- Interactive map of Ado-Odo/Ota
- Ado-Odo/Ota Location in Nigeria
- Coordinates: 6°38′N 3°06′E﻿ / ﻿6.633°N 3.100°E
- Country: Nigeria
- State: Ogun State
- Headquarter: Ota

Government
- • Local Government Chairman: Sheriff Adewale Musa (APC)

Area
- • Total: 878 km^{2} (339 sq mi)

Population (2006 census)
- • Total: 896,700
- Time zone: UTC+1 (WAT)
- 3-digit postal code prefix: 112
- ISO 3166 code: NG.OG.AO
- Website: https://adoodootalg.org.ng/

= Ado-Odo/Ota =

The Ado-Odo/Ota Local Government Area is one of the 20 Local Government Areas of Ogun State, Nigeria. It came into existence on 19 May 1989, following the merging of Ota, part of the defunct Ifo/Ota Local Government with Ado-Odo/Igbesa Areas of the Yewa South Local Government. Ado-Odo/Ota borders on metropolitan Lagos. The Local Government Area is the second largest in Ogun State and it is headquartered at Ota (or Otta) at to the north of the Area. Other towns and cities include Araromi-Alade, Ado-Odo, Agbara, Igbesa, Iju-Ota, Itele, Kooko Ebiye Town, Owode, and Sango Ota.

It has an area of 878 km^{2} and a population of 526,565 at the 2006 census. Being primarily agrarian in nature, the Local Government Area produces cash and food crops especially cocoa, kola nut, palm oil, coffee, cassava, timber, maize, and vegetables. Mineral resources include kaolin, silica sand, gypsum, and glass sand.

The Local Government is populated mainly by the Awori people, a subset of the Yorubas and the original inhabitants of the area. However, other groups like Egbado, Egba, and Eguns constitute the local government. There are currently eleven Traditional Obaship institutions in the Local Government Area namely: Olofin of Ado-Odo, Olota of Ota, Onilogbo of Ilogbo, Oloja Ekun of Igbesa, Onikooko of Kooko Ebiye, Onitele of Itele, Amiro of Ilamiro, Onitekun of Itekun, Olodan of Odan Abuja Sule, Alagbara of Agbara, Onigun of Odan-Abuja, Onikogbo of Ikogbo, Olu of Owode Ota, Olu of Atan Ota, Olu of Ijoko Ota and Olu of Tigbo Ilu.

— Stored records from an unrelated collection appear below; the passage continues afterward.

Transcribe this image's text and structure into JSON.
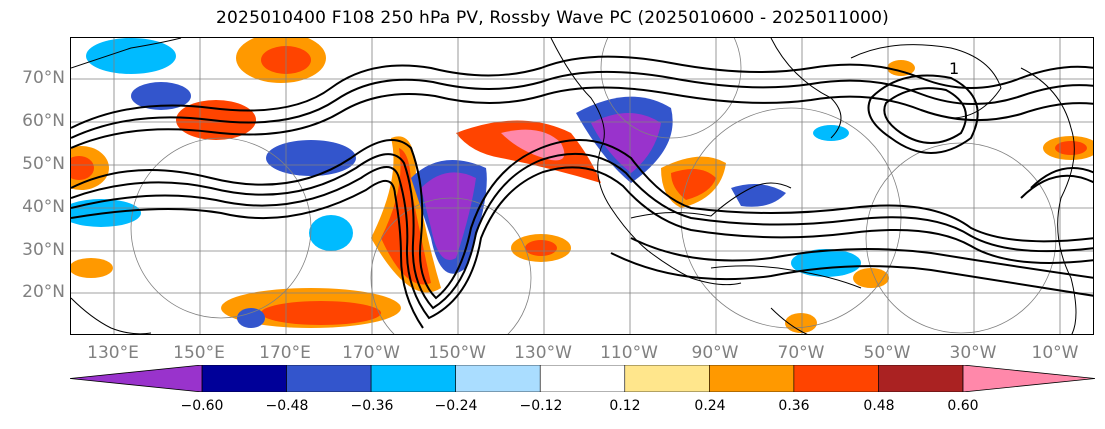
{
  "title": "2025010400 F108 250 hPa PV, Rossby Wave PC (2025010600 - 2025011000)",
  "map": {
    "lat_labels": [
      "70°N",
      "60°N",
      "50°N",
      "40°N",
      "30°N",
      "20°N"
    ],
    "lon_labels": [
      "130°E",
      "150°E",
      "170°E",
      "170°W",
      "150°W",
      "130°W",
      "110°W",
      "90°W",
      "70°W",
      "50°W",
      "30°W",
      "10°W"
    ],
    "contour_label": "1",
    "land_color": "#000000",
    "grid_color": "#808080"
  },
  "colorbar": {
    "colors": [
      "#9933cc",
      "#000099",
      "#3355cc",
      "#00bbff",
      "#aaddff",
      "#ffffff",
      "#ffe68c",
      "#ff9900",
      "#ff4400",
      "#aa2222",
      "#ff88aa"
    ],
    "under_color": "#9933cc",
    "over_color": "#ff88aa",
    "tick_labels": [
      "−0.60",
      "−0.48",
      "−0.36",
      "−0.24",
      "−0.12",
      "0.12",
      "0.24",
      "0.36",
      "0.48",
      "0.60"
    ]
  }
}
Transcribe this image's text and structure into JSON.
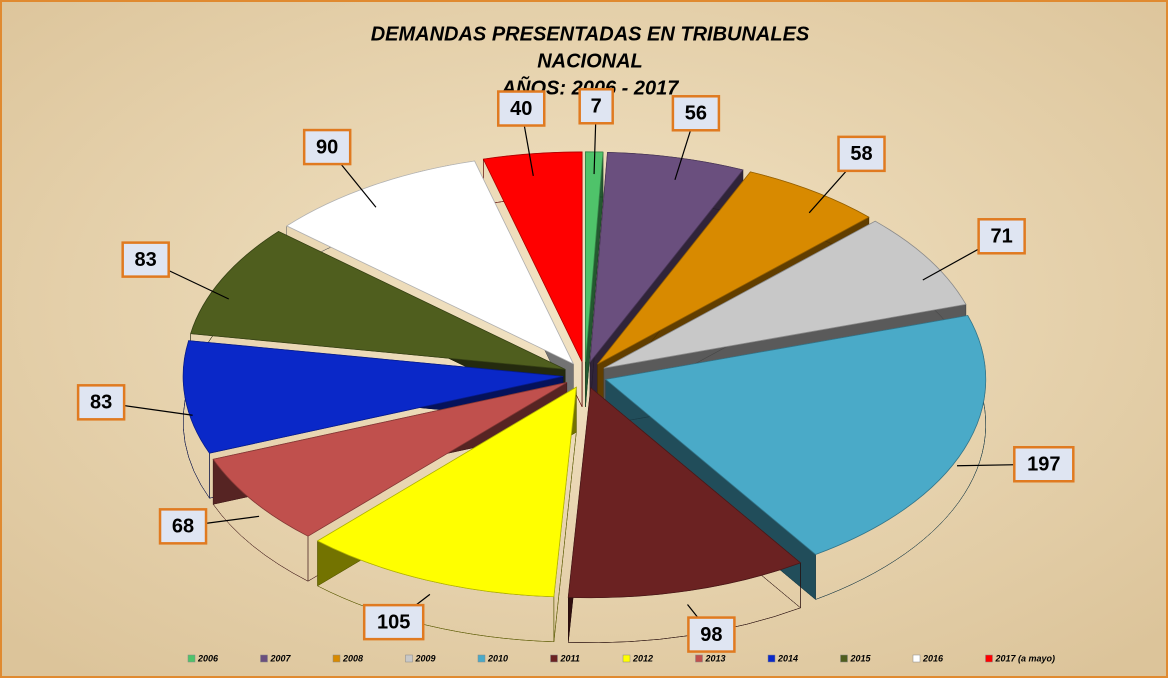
{
  "chart_data": {
    "type": "pie",
    "title": [
      "DEMANDAS PRESENTADAS EN  TRIBUNALES",
      "NACIONAL",
      "AÑOS: 2006 - 2017"
    ],
    "categories": [
      "2006",
      "2007",
      "2008",
      "2009",
      "2010",
      "2011",
      "2012",
      "2013",
      "2014",
      "2015",
      "2016",
      "2017 (a mayo)"
    ],
    "values": [
      7,
      56,
      58,
      71,
      197,
      98,
      105,
      68,
      83,
      83,
      90,
      40
    ],
    "colors": [
      "#4fc36a",
      "#6a4f7e",
      "#d88a00",
      "#c8c8c8",
      "#4aaac8",
      "#6b2222",
      "#ffff00",
      "#c0504d",
      "#0a28c8",
      "#4f5e1e",
      "#ffffff",
      "#ff0000"
    ],
    "legend": "bottom"
  }
}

The Local Government Area boasts a range of cultural, traditional, and historic attractions. One of the most popular is the Egungun (Masquerade) festival in Ota alongside the Oduduwa (Odu'a) festival in Ado-Odo. There are also shrines such as Ijamido and Ogbodo Shrines. The second oldest storey building in West Africa can be found in Ota, the Vicarage of the St. James Anglican Church built in 1842.

The postal code of the area is 112.

There are a number of both Public and private healthcare centers in the Local Government. They include The Local Government Maternity, Sango Ota Primary Health Centre. Private medical centers include Ace Medicare, St Shiloh Medical Center, Central Specialist Hospital, Ojugbele Specialist Hospital etc

Universities and tertiary education institutions are Bells University of Technology, Covenant University, Crawford University, Allover Central Polytechnic etc.